Occasionally the bottle would catch the eye of visitors who would ask why an empty bottle of shiraz cabernet from the 1970s was sitting with the geisha girl from Osaka, the African elephant from Bulawayo, the phallic wooden carving from Goroka, and other tangible reminders of reporting assignments in faraway places.
The reporter would tell the story of the gift; of the parents and the lost little girl. Without exception, all who heard the tale would hang on every word, empathise with Greg and Christine, wonder about the fate that befell Kirste and Joanne, and remind themselves how precious life is.
For the journalist himself 25 August - the anniversary of Kirste's disappearance - became a special date. Each year he'd take the empty bottle from the shelf, wipe off any dust and replace it in its rightful position, and spare a thought for the family.
Then, in mid-2008 - noting that Kirste would've been turning 40 that November -it occurred to the reporter that his feature article published in The Age back in January 1976 was only part of the story. Since then dozens of people had been touched by his retelling of the story about Greg's gift of the wine bottled to commemorate Kirste's baptismal church.
Although he was sure they would've moved on by now, probably retired up north if they had any sense, he resolved to contact the Gor
dons. A quick check of the White Pages showed no listing at the address he'd been to; nor any other listing under their name.
So he unearthed his 1976 contact book, yellowed and dog-eared now, and stared at their old number for a while. In fact it was so old that there weren't enough digits. He wondered if that was a sign that maybe he shouldn't ring after all.
He stared at the bottle, made a final decision and checked the South Australia phone book again. Guessing what the new prefix numbers should be, he dialled them before the old number and tried his luck. If it didn't work, he would forget the whole idea.
The number actually connected and, on the third ring, someone answered. The woman's voice blended with the interstate pips.
'Christine?' the reporter ventured.
'Yes, this is Christine.'
For a moment - a rare moment for him - the reporter was stuck for words. His mind went into overdrive as he hunted for an opening line.

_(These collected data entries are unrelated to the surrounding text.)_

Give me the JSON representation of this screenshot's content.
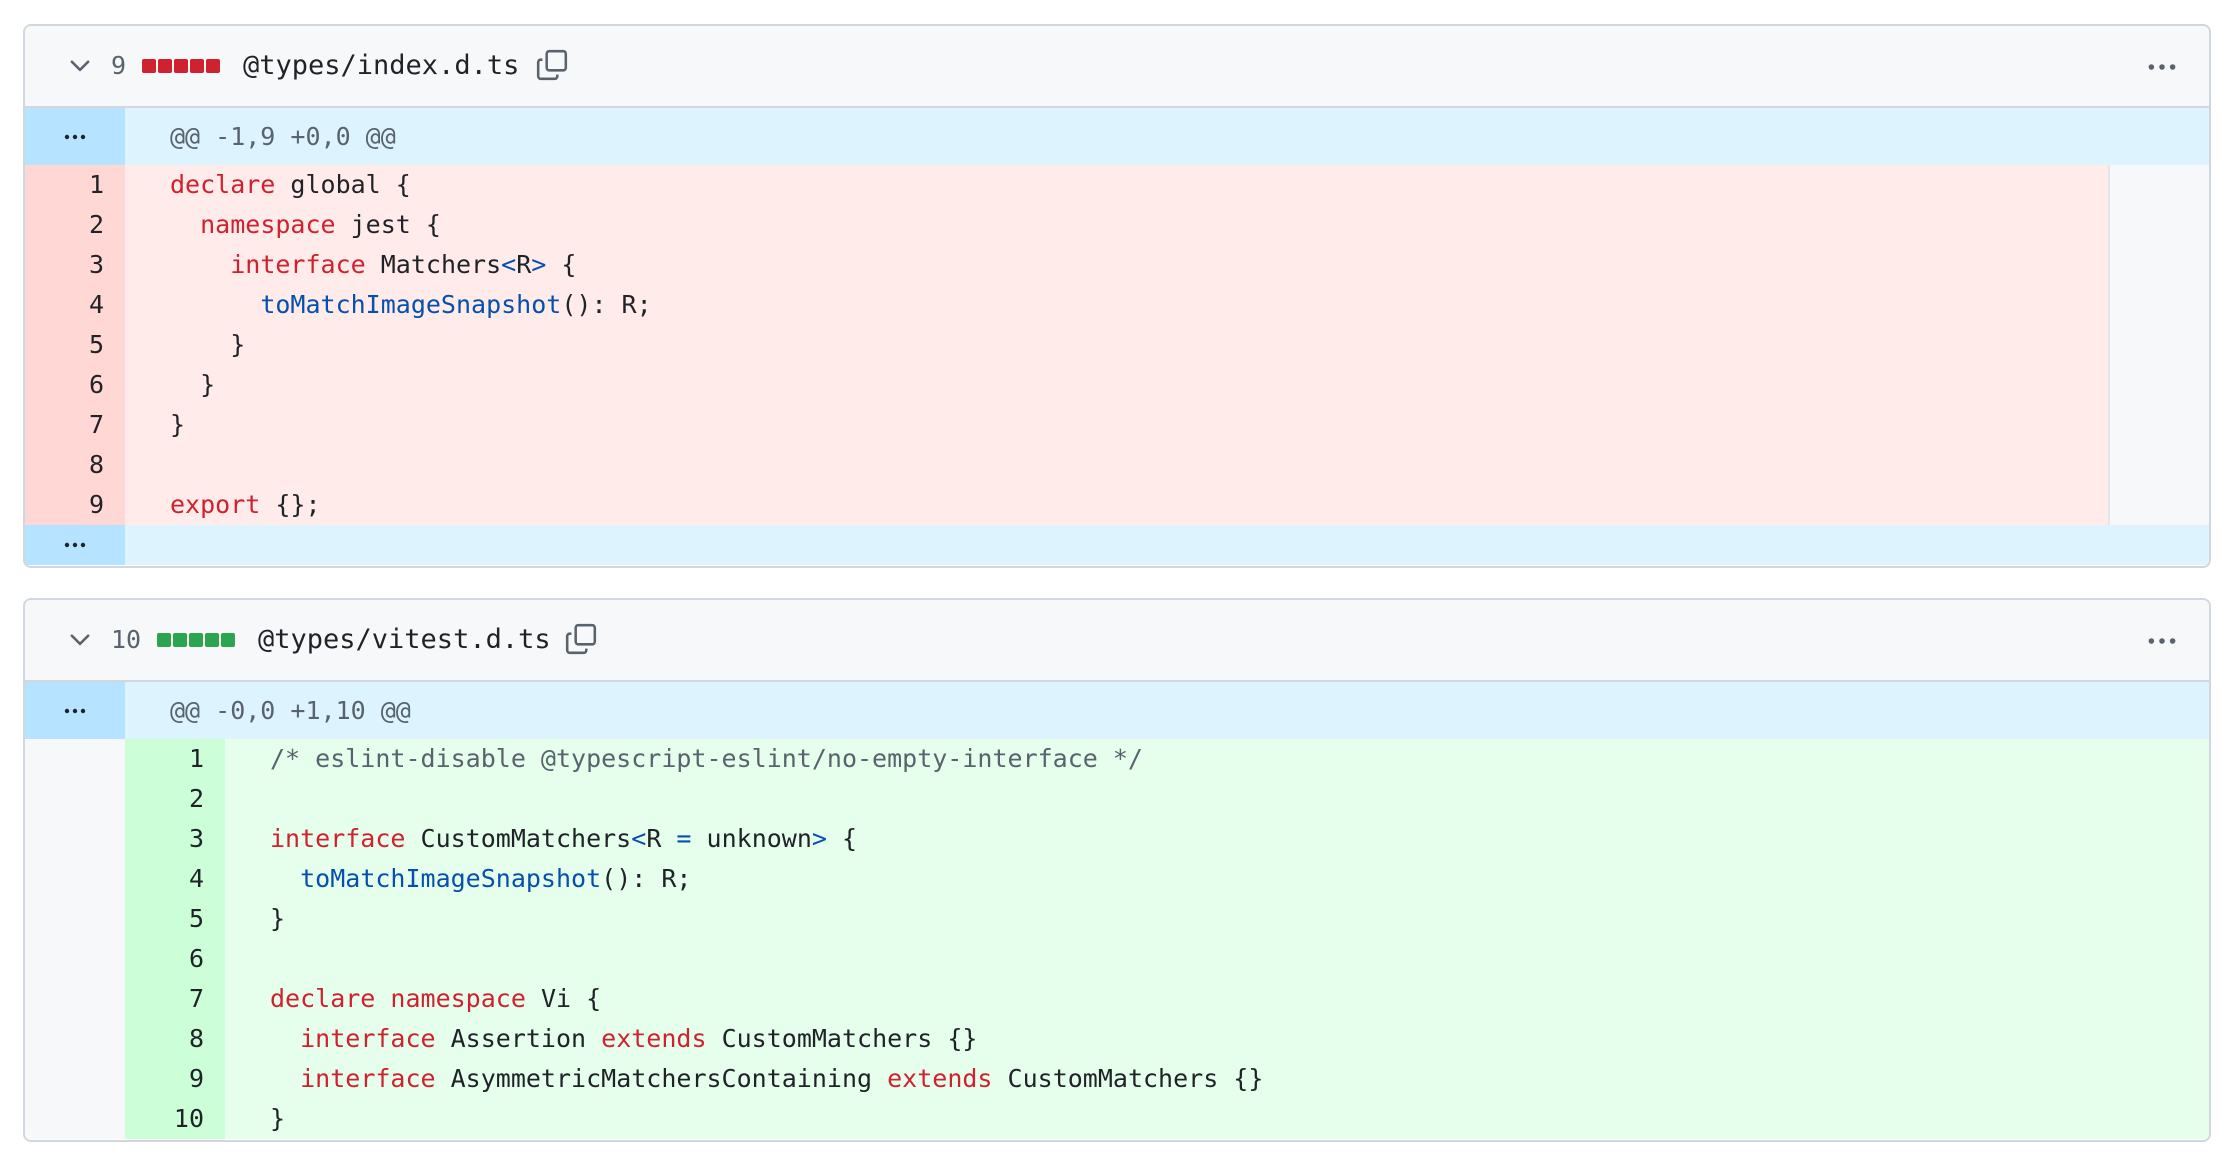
{
  "files": [
    {
      "count": "9",
      "kind": "deleted",
      "name": "@types/index.d.ts",
      "hunk": "@@ -1,9 +0,0 @@",
      "lines": [
        {
          "n": "1",
          "html": "<span class=\"k\">declare</span> global {"
        },
        {
          "n": "2",
          "html": "  <span class=\"k\">namespace</span> jest {"
        },
        {
          "n": "3",
          "html": "    <span class=\"k\">interface</span> Matchers<span class=\"p\">&lt;</span>R<span class=\"p\">&gt;</span> {"
        },
        {
          "n": "4",
          "html": "      <span class=\"f\">toMatchImageSnapshot</span>(): R;"
        },
        {
          "n": "5",
          "html": "    }"
        },
        {
          "n": "6",
          "html": "  }"
        },
        {
          "n": "7",
          "html": "}"
        },
        {
          "n": "8",
          "html": ""
        },
        {
          "n": "9",
          "html": "<span class=\"k\">export</span> {};"
        }
      ]
    },
    {
      "count": "10",
      "kind": "added",
      "name": "@types/vitest.d.ts",
      "hunk": "@@ -0,0 +1,10 @@",
      "lines": [
        {
          "n": "1",
          "html": "<span class=\"c\">/* eslint-disable @typescript-eslint/no-empty-interface */</span>"
        },
        {
          "n": "2",
          "html": ""
        },
        {
          "n": "3",
          "html": "<span class=\"k\">interface</span> CustomMatchers<span class=\"p\">&lt;</span>R <span class=\"p\">=</span> unknown<span class=\"p\">&gt;</span> {"
        },
        {
          "n": "4",
          "html": "  <span class=\"f\">toMatchImageSnapshot</span>(): R;"
        },
        {
          "n": "5",
          "html": "}"
        },
        {
          "n": "6",
          "html": ""
        },
        {
          "n": "7",
          "html": "<span class=\"k\">declare</span> <span class=\"k\">namespace</span> Vi {"
        },
        {
          "n": "8",
          "html": "  <span class=\"k\">interface</span> Assertion <span class=\"k\">extends</span> CustomMatchers {}"
        },
        {
          "n": "9",
          "html": "  <span class=\"k\">interface</span> AsymmetricMatchersContaining <span class=\"k\">extends</span> CustomMatchers {}"
        },
        {
          "n": "10",
          "html": "}"
        }
      ]
    }
  ],
  "colors": {
    "deleted_block": "#cf222e",
    "added_block": "#2da44e",
    "keyword": "#cf222e",
    "function": "#0550ae",
    "comment": "#59636e"
  },
  "icons": [
    "chevron-down-icon",
    "copy-icon",
    "kebab-horizontal-icon",
    "unfold-icon"
  ]
}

'Christine, this is a blast from the past,' he heard himself lamely begin.
Half-an-hour later the journalist - who as The Age's editorial training manager had always drummed into cadet reporters the value of gut instinct and persistence - replaced the handset slowly and smiled. The warm and welcoming voice of Christine Gordon, nearly 800 km away to the west, put his mind at ease and bridged the gap of 32 years. He hadn't felt like an intruder this time - more like an old friend who had been invited back to the wine country.
Within a few minutes he had booked himself a ticket to Adelaide.
A week later, reclining in 10A on QF 675, I stare out of the aircraft window, mesmerised by a beautiful sun which is trying to penetrate a massive anvil-shaped cumulonimbus forming in the distance. My thoughts are in the faraway land of 1976, where I am still that green reporter holding Kirste's toys and sharing the grief of a couple as they tell of their nightmare.